03.08.2020

Türkei: Ex-Botschafter kritisiert Alleingang bei der Hagia Sophia

Martin Erdmann: Viele Entwicklungen sind verstörend

Köln (idea) – Viele Entwicklungen der vergangenen Jahre in der Türkei sind verstörend und befremdlich. Das sagte der frühere deutsche Botschafter in der Türkei, Martin Erdmann (Saterland), im Interview mit dem Deutschlandfunk. Als Beispiel nannte er die Themen Menschenrechte, Pressefreiheit, das Justizwesen sowie die aggressive Rhetorik im Bereich der Außenpolitik. Aus Sicht von Beobachtern spielten dabei ein „neoosmanisches Denken“ – der Wunsch, dass die Türkei wie das Osmanische Reich wieder eine bedeutende Ordnungsmacht in der Region wird – sowie Fragen des Machterhaltes eine Rolle.

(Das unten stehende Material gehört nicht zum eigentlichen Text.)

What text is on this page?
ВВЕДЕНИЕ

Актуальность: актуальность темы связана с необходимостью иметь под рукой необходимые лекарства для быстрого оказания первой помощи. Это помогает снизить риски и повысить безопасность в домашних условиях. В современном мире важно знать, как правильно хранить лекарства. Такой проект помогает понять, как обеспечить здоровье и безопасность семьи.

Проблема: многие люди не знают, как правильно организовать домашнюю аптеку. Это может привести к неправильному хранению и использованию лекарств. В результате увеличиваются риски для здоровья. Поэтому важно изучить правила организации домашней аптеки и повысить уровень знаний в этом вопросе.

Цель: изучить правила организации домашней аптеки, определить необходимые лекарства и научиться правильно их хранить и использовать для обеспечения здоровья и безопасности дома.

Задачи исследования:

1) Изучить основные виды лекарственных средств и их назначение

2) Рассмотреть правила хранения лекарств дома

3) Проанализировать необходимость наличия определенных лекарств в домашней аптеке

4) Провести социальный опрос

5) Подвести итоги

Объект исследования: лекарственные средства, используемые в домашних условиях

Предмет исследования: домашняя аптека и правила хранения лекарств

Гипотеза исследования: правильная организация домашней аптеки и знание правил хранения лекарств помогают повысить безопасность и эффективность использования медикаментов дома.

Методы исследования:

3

Beides habe auch bei der Umwandlung der Hagia Sophia (Istanbul) in eine Moschee eine Rolle gespielt. Erdmann kritisierte, dass die Türkei diesen Schritt international nicht abgestimmt habe. Die Hagia Sophia gehöre zum Weltkulturerbe, Alleingänge in diesem Bereich seien nicht zielführend.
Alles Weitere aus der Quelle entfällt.